Karnevalswagen

von | 24. Feb. 2020

Egal ob Fasching, Karneval oder Fastnacht, „Alaaf“ oder „Helau“: Wenn die „Fünfte Jahreszeit“ anbricht, steppt der Bär. Manchmal auch wortwörtlich – beispielsweise, wenn sich eine riesige Bärenskulptur auf einem Karnevalswagen wiederfindet.

Die fünfte Jahreszeit macht Eindruck

Bunt, laut, schrill, spaßig, irgendwie kurios – es gibt wohl kaum ein Adjektiv, das nicht auf den Karneval zutrifft. Außer vielleicht „langweilig“. Denn wie auch immer man zu den riesigen Umzügen steht, mit einem desinteressierten Achselzucken geht wohl kaum jemand an einem der großen Umzüge vorbei. Dafür sind sie viel zu eindrucksvoll.

Von lauter Musik und wilden Menschenmengen begleitet, bahnen sich Karnevalsumzüge den Weg durch die Hochburgen Köln, Düsseldorf, Aachen und Mainz, aber auch Berlin, Bremen oder Nürnberg. In viele Fällen ein wichtiger Teil der Umzüge: Festwagen. Die auffälligen Gefährte bieten oft das Herzstück eines Karnevalsumzugs und brennen sich lange Zeit ins Gedächtnis der Schaulustigen.
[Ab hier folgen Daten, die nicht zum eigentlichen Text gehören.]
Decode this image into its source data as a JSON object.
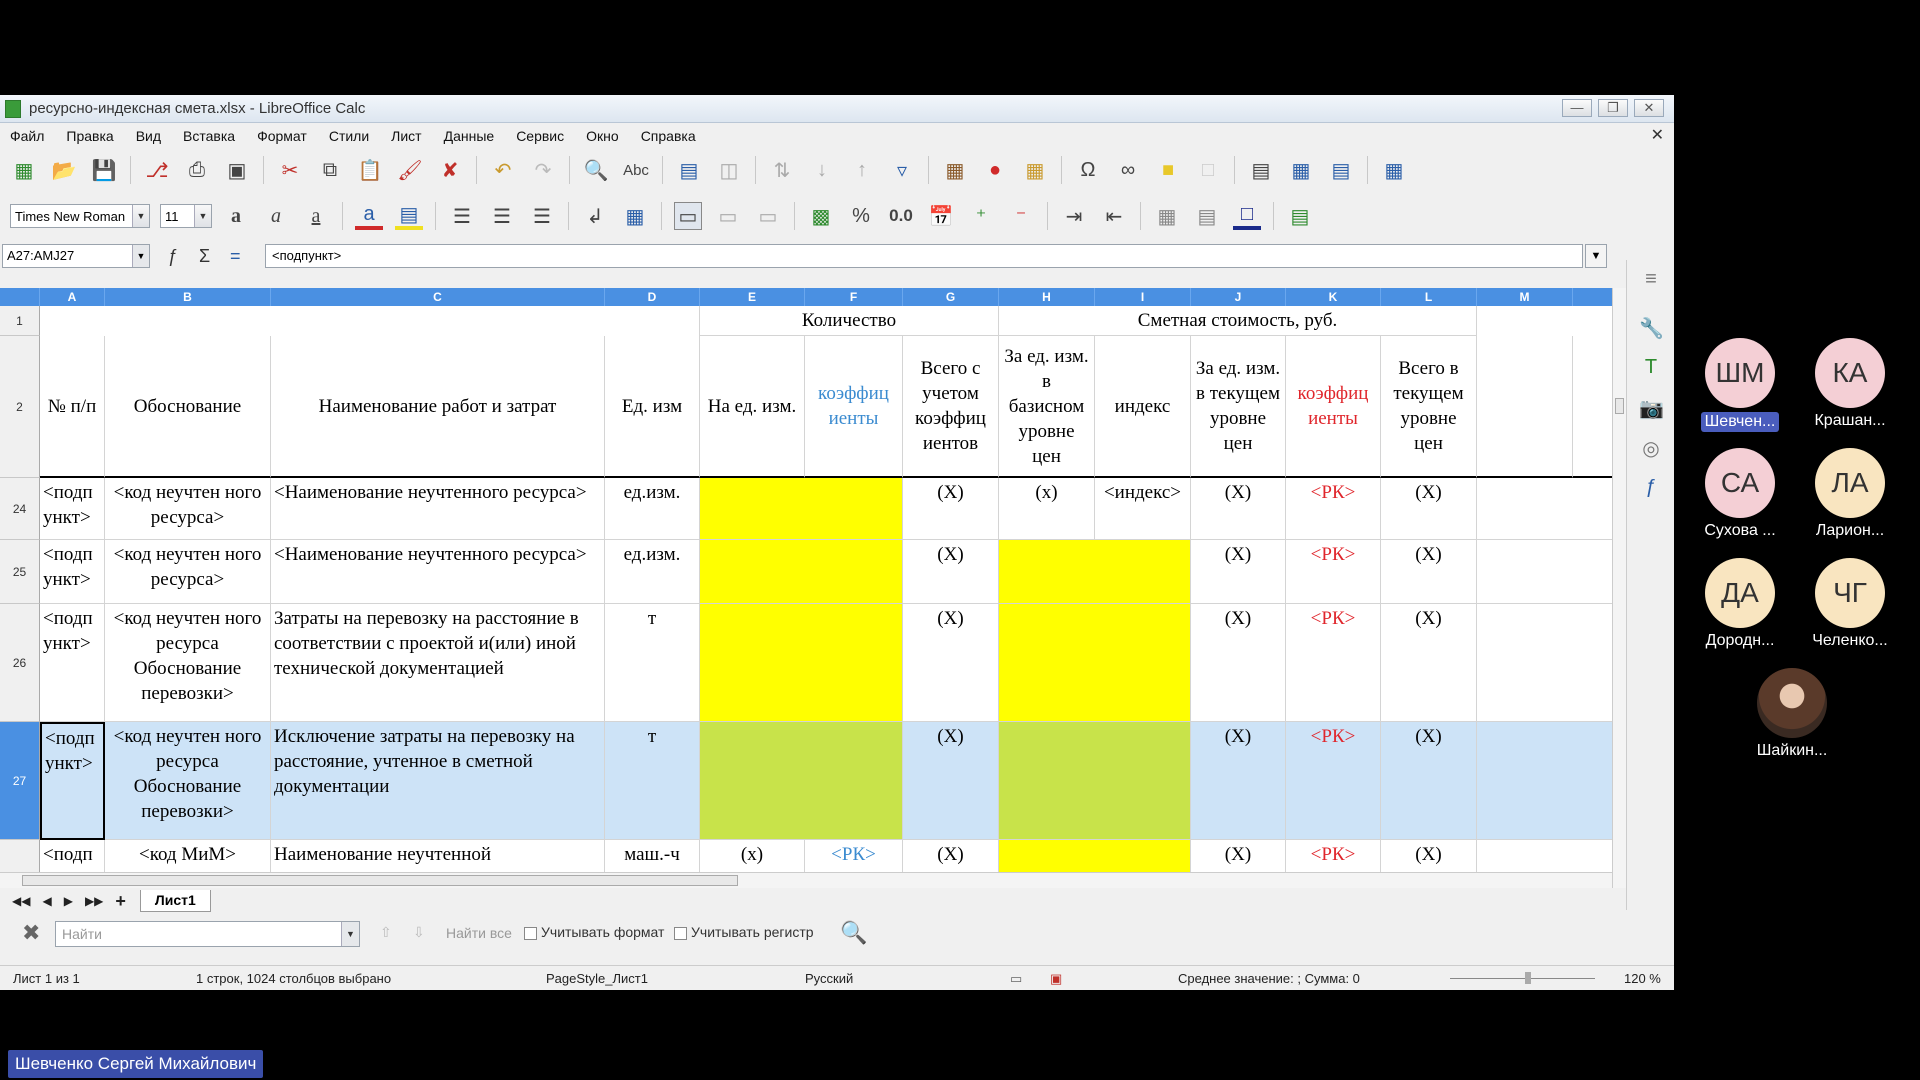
{
  "window": {
    "title": "ресурсно-индексная смета.xlsx - LibreOffice Calc"
  },
  "menu": [
    "Файл",
    "Правка",
    "Вид",
    "Вставка",
    "Формат",
    "Стили",
    "Лист",
    "Данные",
    "Сервис",
    "Окно",
    "Справка"
  ],
  "format_toolbar": {
    "font_name": "Times New Roman",
    "font_size": "11",
    "percent_label": "%",
    "decimal_label": "0.0"
  },
  "formula_bar": {
    "cell_ref": "A27:AMJ27",
    "content": "<подпункт>"
  },
  "columns": [
    "A",
    "B",
    "C",
    "D",
    "E",
    "F",
    "G",
    "H",
    "I",
    "J",
    "K",
    "L",
    "M"
  ],
  "rows": {
    "r1": {
      "num": "1",
      "qty_header": "Количество",
      "cost_header": "Сметная стоимость, руб."
    },
    "r2": {
      "num": "2",
      "a": "№ п/п",
      "b": "Обоснование",
      "c": "Наименование работ и затрат",
      "d": "Ед. изм",
      "e": "На ед. изм.",
      "f": "коэффиц иенты",
      "g": "Всего с учетом коэффиц иентов",
      "h": "За ед. изм. в базисном уровне цен",
      "i": "индекс",
      "j": "За ед. изм. в текущем уровне цен",
      "k": "коэффиц иенты",
      "l": "Всего в текущем уровне цен"
    },
    "r24": {
      "num": "24",
      "a": "<подп ункт>",
      "b": "<код неучтен ного ресурса>",
      "c": "<Наименование неучтенного ресурса>",
      "d": "ед.изм.",
      "g": "(X)",
      "h": "(x)",
      "i": "<индекс>",
      "j": "(X)",
      "k": "<РК>",
      "l": "(X)"
    },
    "r25": {
      "num": "25",
      "a": "<подп ункт>",
      "b": "<код неучтен ного ресурса>",
      "c": "<Наименование неучтенного ресурса>",
      "d": "ед.изм.",
      "g": "(X)",
      "j": "(X)",
      "k": "<РК>",
      "l": "(X)"
    },
    "r26": {
      "num": "26",
      "a": "<подп ункт>",
      "b": "<код неучтен ного ресурса Обоснование перевозки>",
      "c": "Затраты на перевозку на расстояние в соответствии с проектой и(или) иной технической документацией",
      "d": "т",
      "g": "(X)",
      "j": "(X)",
      "k": "<РК>",
      "l": "(X)"
    },
    "r27": {
      "num": "27",
      "a": "<подп ункт>",
      "b": "<код неучтен ного ресурса Обоснование перевозки>",
      "c": "Исключение затраты на перевозку на расстояние, учтенное в сметной документации",
      "d": "т",
      "g": "(X)",
      "j": "(X)",
      "k": "<РК>",
      "l": "(X)"
    },
    "r28": {
      "a": "<подп",
      "b": "<код МиМ>",
      "c": "Наименование неучтенной",
      "d": "маш.-ч",
      "e": "(x)",
      "f": "<РК>",
      "g": "(X)",
      "j": "(X)",
      "k": "<РК>",
      "l": "(X)"
    }
  },
  "sheet_tab": "Лист1",
  "find_bar": {
    "placeholder": "Найти",
    "find_all": "Найти все",
    "match_format": "Учитывать формат",
    "match_case": "Учитывать регистр"
  },
  "status": {
    "sheet": "Лист 1 из 1",
    "selection": "1 строк, 1024 столбцов выбрано",
    "page_style": "PageStyle_Лист1",
    "language": "Русский",
    "summary": "Среднее значение: ; Сумма: 0",
    "zoom": "120 %"
  },
  "participants": [
    {
      "initials": "ШМ",
      "name": "Шевчен...",
      "color": "#f4cfd5"
    },
    {
      "initials": "КА",
      "name": "Крашан...",
      "color": "#f4cfd5"
    },
    {
      "initials": "СА",
      "name": "Сухова ...",
      "color": "#f4cfd5"
    },
    {
      "initials": "ЛА",
      "name": "Ларион...",
      "color": "#f9e5c0"
    },
    {
      "initials": "ДА",
      "name": "Дородн...",
      "color": "#f9e5c0"
    },
    {
      "initials": "ЧГ",
      "name": "Челенко...",
      "color": "#f9e5c0"
    },
    {
      "initials": "",
      "name": "Шайкин...",
      "color": "#8a6a5a"
    }
  ],
  "presenter": "Шевченко Сергей Михайлович"
}
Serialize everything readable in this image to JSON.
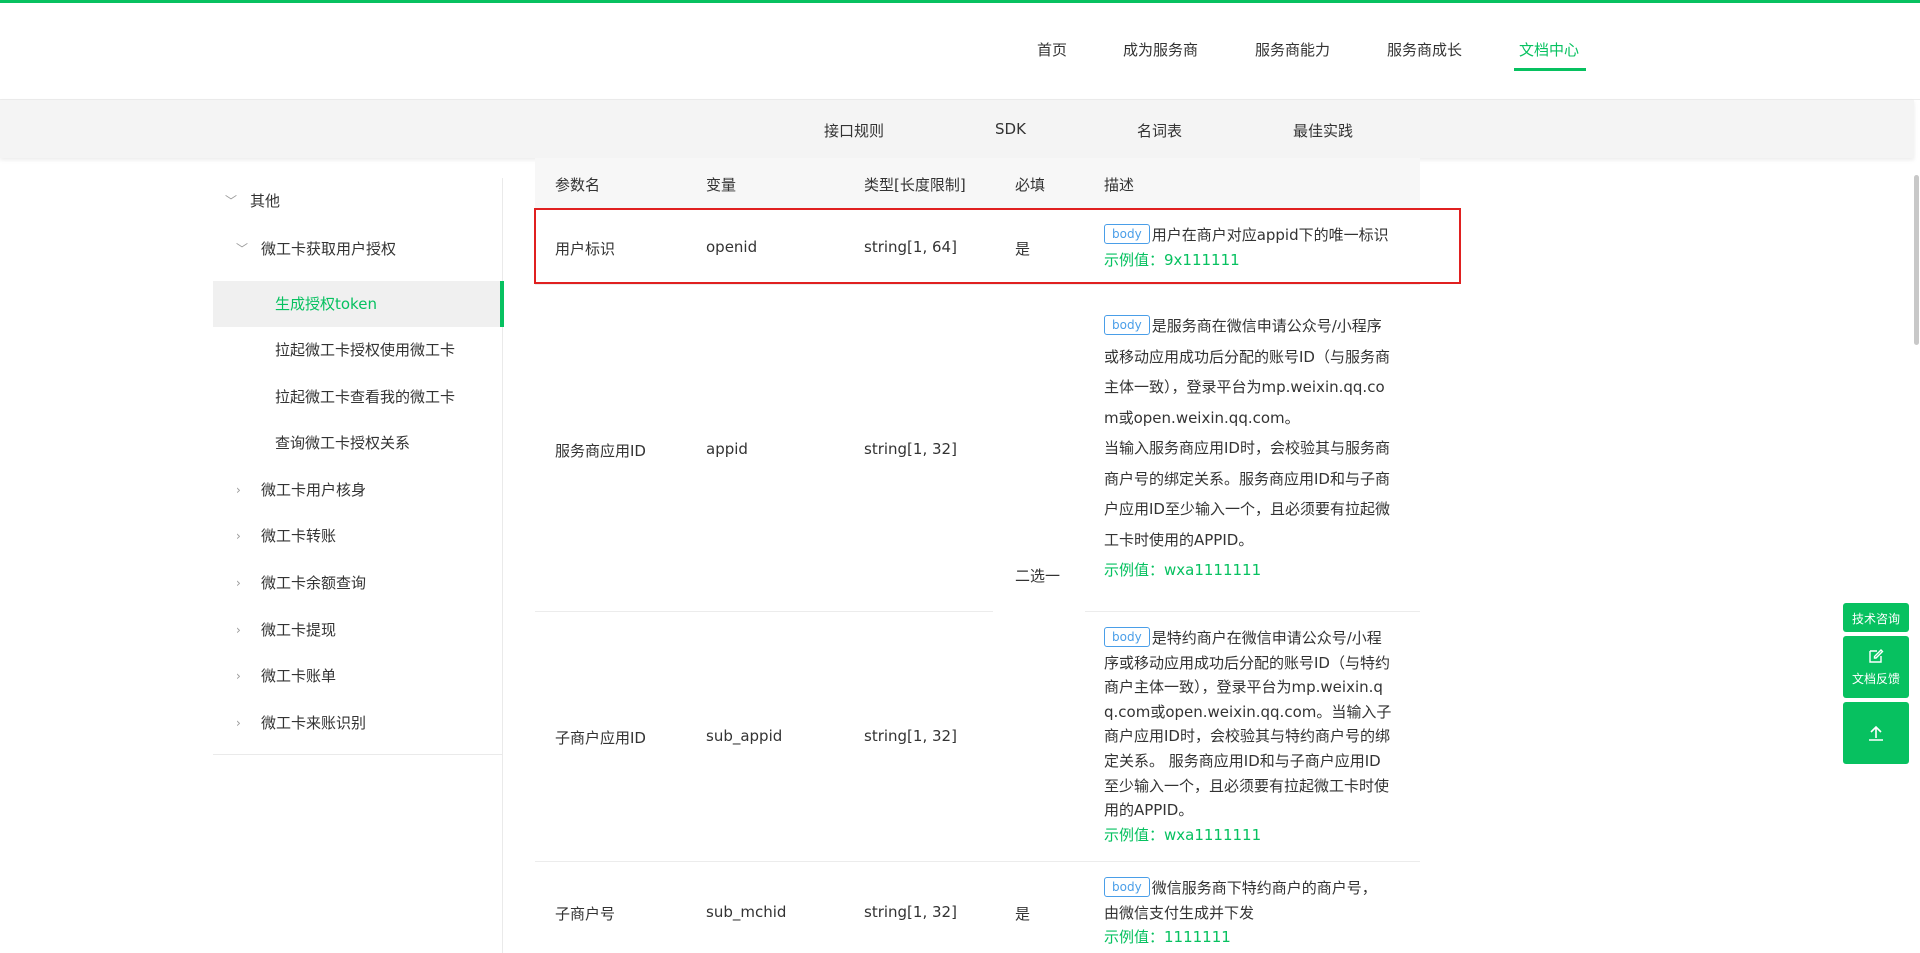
{
  "header": {
    "nav": [
      {
        "label": "首页"
      },
      {
        "label": "成为服务商"
      },
      {
        "label": "服务商能力"
      },
      {
        "label": "服务商成长"
      },
      {
        "label": "文档中心",
        "active": true
      }
    ]
  },
  "subnav": {
    "items": [
      {
        "label": "接口规则"
      },
      {
        "label": "SDK"
      },
      {
        "label": "名词表"
      },
      {
        "label": "最佳实践"
      }
    ]
  },
  "sidebar": {
    "items": [
      {
        "label": "其他",
        "expanded": true
      },
      {
        "label": "微工卡获取用户授权",
        "expanded": true
      },
      {
        "label": "生成授权token",
        "active": true
      },
      {
        "label": "拉起微工卡授权使用微工卡"
      },
      {
        "label": "拉起微工卡查看我的微工卡"
      },
      {
        "label": "查询微工卡授权关系"
      },
      {
        "label": "微工卡用户核身",
        "expanded": false
      },
      {
        "label": "微工卡转账",
        "expanded": false
      },
      {
        "label": "微工卡余额查询",
        "expanded": false
      },
      {
        "label": "微工卡提现",
        "expanded": false
      },
      {
        "label": "微工卡账单",
        "expanded": false
      },
      {
        "label": "微工卡来账识别",
        "expanded": false
      }
    ]
  },
  "table": {
    "headers": [
      "参数名",
      "变量",
      "类型[长度限制]",
      "必填",
      "描述"
    ],
    "tag_label": "body",
    "rows": [
      {
        "name": "用户标识",
        "variable": "openid",
        "type": "string[1, 64]",
        "required": "是",
        "desc": "用户在商户对应appid下的唯一标识",
        "example": "示例值：9x111111"
      },
      {
        "name": "服务商应用ID",
        "variable": "appid",
        "type": "string[1, 32]",
        "required": "二选一",
        "desc_lines": [
          "是服务商在微信申请公众号/小程序",
          "或移动应用成功后分配的账号ID（与服务商",
          "主体一致），登录平台为mp.weixin.qq.co",
          "m或open.weixin.qq.com。",
          "当输入服务商应用ID时，会校验其与服务商",
          "商户号的绑定关系。服务商应用ID和与子商",
          "户应用ID至少输入一个，且必须要有拉起微",
          "工卡时使用的APPID。"
        ],
        "example": "示例值：wxa1111111"
      },
      {
        "name": "子商户应用ID",
        "variable": "sub_appid",
        "type": "string[1, 32]",
        "desc_lines": [
          "是特约商户在微信申请公众号/小程",
          "序或移动应用成功后分配的账号ID（与特约",
          "商户主体一致），登录平台为mp.weixin.q",
          "q.com或open.weixin.qq.com。当输入子",
          "商户应用ID时，会校验其与特约商户号的绑",
          "定关系。 服务商应用ID和与子商户应用ID",
          "至少输入一个，且必须要有拉起微工卡时使",
          "用的APPID。"
        ],
        "example": "示例值：wxa1111111"
      },
      {
        "name": "子商户号",
        "variable": "sub_mchid",
        "type": "string[1, 32]",
        "required": "是",
        "desc_lines": [
          "微信服务商下特约商户的商户号，",
          "由微信支付生成并下发"
        ],
        "example": "示例值：1111111"
      }
    ]
  },
  "float_buttons": {
    "consult": "技术咨询",
    "feedback": "文档反馈",
    "feedback_icon": "edit-icon",
    "top_icon": "arrow-up-icon"
  },
  "colors": {
    "accent": "#07c160",
    "tag": "#4a9ee8",
    "highlight": "#e02020"
  }
}
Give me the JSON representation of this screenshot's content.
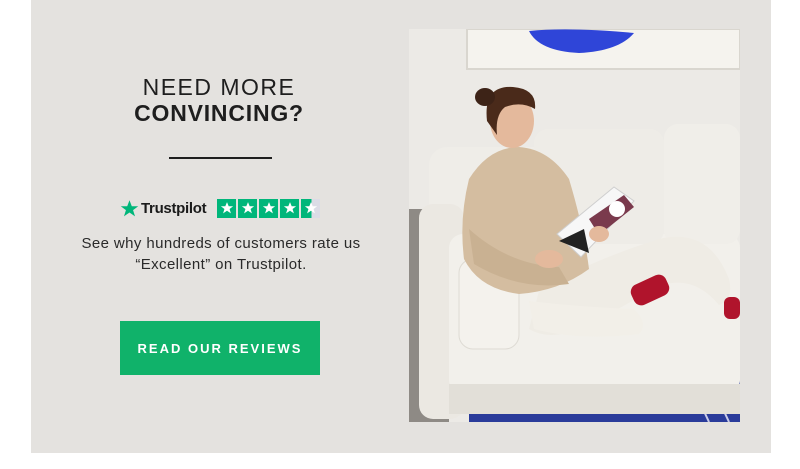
{
  "promo": {
    "heading_line1": "NEED MORE",
    "heading_line2": "CONVINCING?",
    "trustpilot_brand": "Trustpilot",
    "trustpilot_rating_stars": 4.5,
    "description_line1": "See why hundreds of customers rate us",
    "description_line2": "“Excellent” on Trustpilot.",
    "cta_label": "READ OUR REVIEWS"
  },
  "colors": {
    "card_background": "#e4e2df",
    "trustpilot_green": "#00b67a",
    "cta_background": "#10b26a",
    "heading_text": "#1e1e1e"
  },
  "icons": {
    "trustpilot_logo": "star-icon",
    "rating": "rating-star-icon"
  }
}
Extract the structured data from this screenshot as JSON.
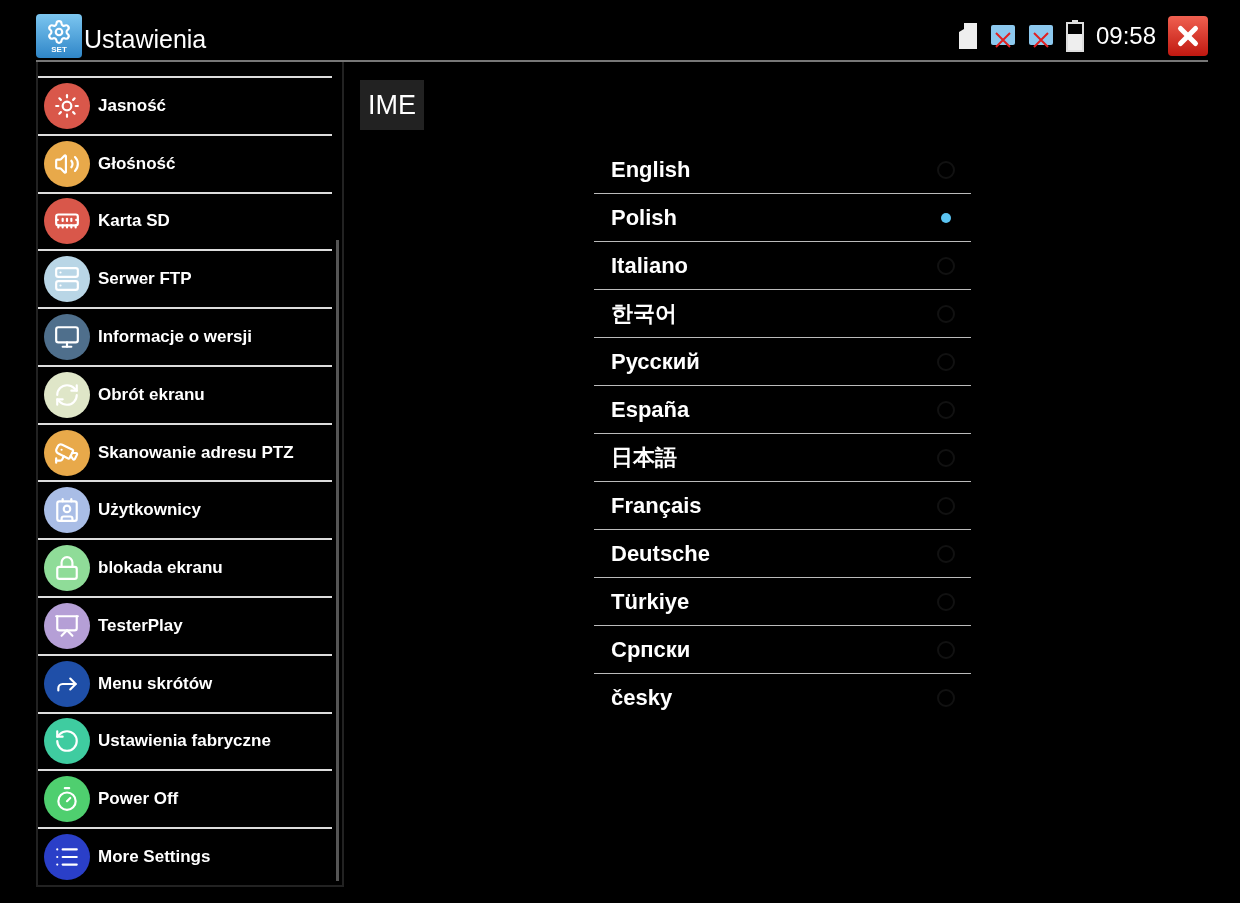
{
  "header": {
    "app_badge": "SET",
    "title": "Ustawienia",
    "time": "09:58"
  },
  "sidebar": {
    "items": [
      {
        "label": "Jasność",
        "color": "#d9574a"
      },
      {
        "label": "Głośność",
        "color": "#e8a94a"
      },
      {
        "label": "Karta SD",
        "color": "#d9574a"
      },
      {
        "label": "Serwer FTP",
        "color": "#b9d6e6"
      },
      {
        "label": "Informacje o wersji",
        "color": "#4f6f8c"
      },
      {
        "label": "Obrót ekranu",
        "color": "#dfe6c8"
      },
      {
        "label": "Skanowanie adresu PTZ",
        "color": "#e8a94a"
      },
      {
        "label": "Użytkownicy",
        "color": "#a9bde6"
      },
      {
        "label": "blokada ekranu",
        "color": "#8fdc98"
      },
      {
        "label": "TesterPlay",
        "color": "#b59fd6"
      },
      {
        "label": "Menu skrótów",
        "color": "#1f4fa8"
      },
      {
        "label": "Ustawienia fabryczne",
        "color": "#3fcca0"
      },
      {
        "label": "Power Off",
        "color": "#4fcf6f"
      },
      {
        "label": "More Settings",
        "color": "#2a3fc8"
      }
    ]
  },
  "section": {
    "title": "IME"
  },
  "languages": [
    {
      "label": "English",
      "selected": false
    },
    {
      "label": "Polish",
      "selected": true
    },
    {
      "label": "Italiano",
      "selected": false
    },
    {
      "label": "한국어",
      "selected": false
    },
    {
      "label": "Русский",
      "selected": false
    },
    {
      "label": "España",
      "selected": false
    },
    {
      "label": "日本語",
      "selected": false
    },
    {
      "label": "Français",
      "selected": false
    },
    {
      "label": "Deutsche",
      "selected": false
    },
    {
      "label": "Türkiye",
      "selected": false
    },
    {
      "label": "Српски",
      "selected": false
    },
    {
      "label": "česky",
      "selected": false
    }
  ]
}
Was macht einen Festwagen aus?

Festwagen findet man natürlich nicht nur zu Karnevalsumzügen, sondern beispielsweise auch bei Paraden – oder eben Festen. Doch gerade zu Karneval rücken die Bauten in den Fokus. Ob sie nun, wie so oft, von politischer Satire geprägt sind oder ein anderes Thema farbenfroh zur Schau stellen – für gewöhnlich stehen sie den ebenso skurril verkleideten Karnevalsfans in nichts nach.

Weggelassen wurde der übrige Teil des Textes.